Do you know these?
Yup, now, you can easily simulate them in your fav 3D modelling software. I wrote this to make designing my "holographic" displays much more convenient.
(volumetric displays, no holograms)
This repo will show you how to design your own POV display and view the final result.
Choose a high refresh rate (I used 240Hz) and model all the LED timings in such a way, that a full rotation equals "one second" (240 frames), but this full revolution does not represent real time.
Blender driver examples: Rotation:
-((frame/57.3)/240*360)
| LED Driver:(abs(cos(frame/240*pi*2))>0.99925)
Q: How does it work? A: This works by mimicking how our human eye and the persistence of vision works. I first tried to simply enable motion blur but Blender does not interpolate well in-between frames with changing material properties (just uses the motion vec and the mat properties in the current frame) and it would not represent a true POV image. By my method, you render a full revolution out and then my script averages every sinlge frame together. This somewhat achieves the same effect as a camera recording one image with the shutter open for a full revolution. This way, we can, just like we would in real life, see the integral of all momentary snapshots of the POV display in one picture.

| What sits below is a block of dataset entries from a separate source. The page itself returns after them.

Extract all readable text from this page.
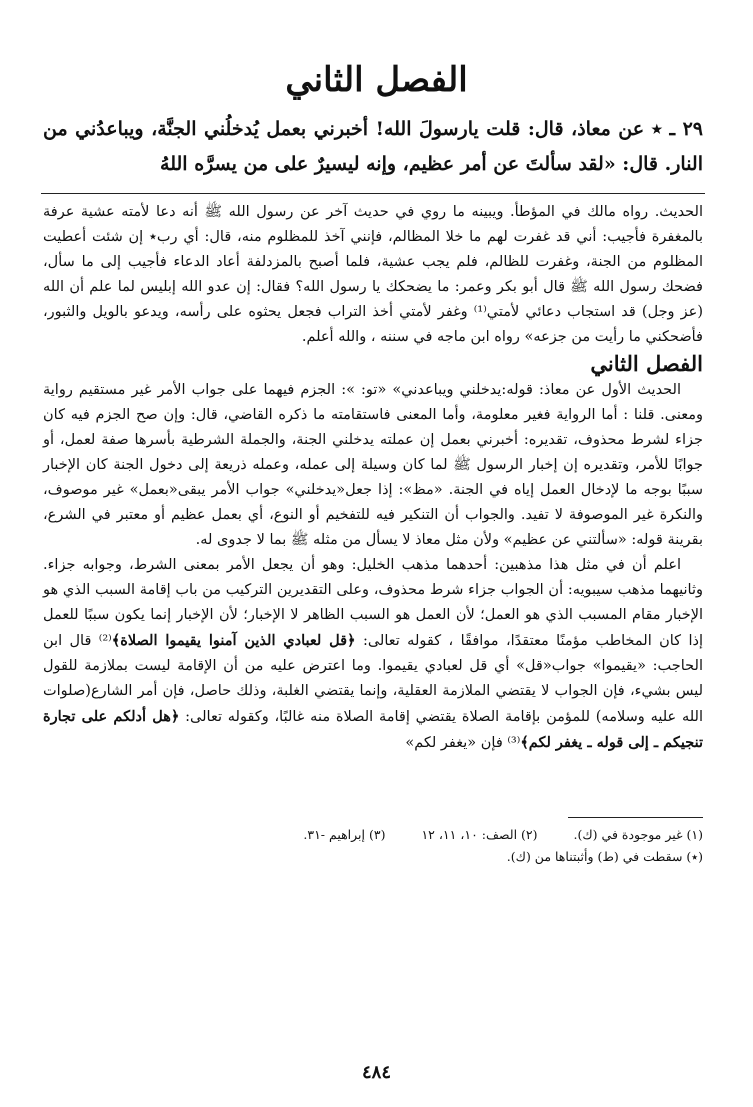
الفصل الثاني
٢٩ ـ ٭ عن معاذ، قال: قلت يارسولَ الله! أخبرني بعمل يُدخلُني الجنَّة، ويباعدُني من النار. قال: «لقد سألتَ عن أمر عظيم، وإنه ليسيرٌ على من يسرَّه اللهُ

الحديث. رواه مالك في المؤطأ. ويبينه ما روي في حديث آخر عن رسول الله ﷺ أنه دعا لأمته عشية عرفة بالمغفرة فأجيب: أني قد غفرت لهم ما خلا المظالم، فإنني آخذ للمظلوم منه، قال: أي رب٭ إن شئت أعطيت المظلوم من الجنة، وغفرت للظالم، فلم يجب عشية، فلما أصبح بالمزدلفة أعاد الدعاء فأجيب إلى ما سأل، فضحك رسول الله ﷺ قال أبو بكر وعمر: ما يضحكك يا رسول الله؟ فقال: إن عدو الله إبليس لما علم أن الله (عز وجل) قد استجاب دعائي لأمتي⁽¹⁾ وغفر لأمتي أخذ التراب فجعل يحثوه على رأسه، ويدعو بالويل والثبور، فأضحكني ما رأيت من جزعه» رواه ابن ماجه في سننه ، والله أعلم.

الفصل الثاني

الحديث الأول عن معاذ: قوله:يدخلني ويباعدني» «تو: »: الجزم فيهما على جواب الأمر غير مستقيم رواية ومعنى. قلنا : أما الرواية فغير معلومة، وأما المعنى فاستقامته ما ذكره القاضي، قال: وإن صح الجزم فيه كان جزاء لشرط محذوف، تقديره: أخبرني بعمل إن عملته يدخلني الجنة، والجملة الشرطية بأسرها صفة لعمل، أو جوابًا للأمر، وتقديره إن إخبار الرسول ﷺ لما كان وسيلة إلى عمله، وعمله ذريعة إلى دخول الجنة كان الإخبار سببًا بوجه ما لإدخال العمل إياه في الجنة. «مظ»: إذا جعل«يدخلني» جواب الأمر يبقى«بعمل» غير موصوف، والنكرة غير الموصوفة لا تفيد. والجواب أن التنكير فيه للتفخيم أو النوع، أي بعمل عظيم أو معتبر في الشرع، بقرينة قوله: «سألتني عن عظيم» ولأن مثل معاذ لا يسأل من مثله ﷺ بما لا جدوى له.

اعلم أن في مثل هذا مذهبين: أحدهما مذهب الخليل: وهو أن يجعل الأمر بمعنى الشرط، وجوابه جزاء. وثانيهما مذهب سيبويه: أن الجواب جزاء شرط محذوف، وعلى التقديرين التركيب من باب إقامة السبب الذي هو الإخبار مقام المسبب الذي هو العمل؛ لأن العمل هو السبب الظاهر لا الإخبار؛ لأن الإخبار إنما يكون سببًا للعمل إذا كان المخاطب مؤمنًا معتقدًا، موافقًا ، كقوله تعالى: ﴿قل لعبادي الذين آمنوا يقيموا الصلاة﴾⁽²⁾ قال ابن الحاجب: «يقيموا» جواب«قل» أي قل لعبادي يقيموا. وما اعترض عليه من أن الإقامة ليست بملازمة للقول ليس بشيء، فإن الجواب لا يقتضي الملازمة العقلية، وإنما يقتضي الغلبة، وذلك حاصل، فإن أمر الشارع(صلوات الله عليه وسلامه) للمؤمن بإقامة الصلاة يقتضي إقامة الصلاة منه غالبًا، وكقوله تعالى: ﴿هل أدلكم على تجارة تنجيكم ـ إلى قوله ـ يغفر لكم﴾⁽³⁾ فإن «يغفر لكم»

(١) غير موجودة في (ك).
(٢) الصف: ١٠، ١١، ١٢
(٣) إبراهيم -٣١.
(٭) سقطت في (ط) وأثبتناها من (ك).
٤٨٤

Q: Why EXR and not PNG/JPG? A: First, I tried to use PNG files but quickly realized that the display would not be visible at all. In a POV display, the LEDs need to be very bright so that the short time period the LED is seen by the eye gets compensated for. When increasing the intensity, in a normal PNG file it will just clip to the same white (1,1,1), which in fact is way too dimm for a POV display and thus just vanishes. On the other hand, when using EXR images, the full intensity information gets preserved and correctly averaged. The final output will be an image in sRGB color space.
NOTE: I wrote that script on my own and do not know python that well. Feel free to enhhance it!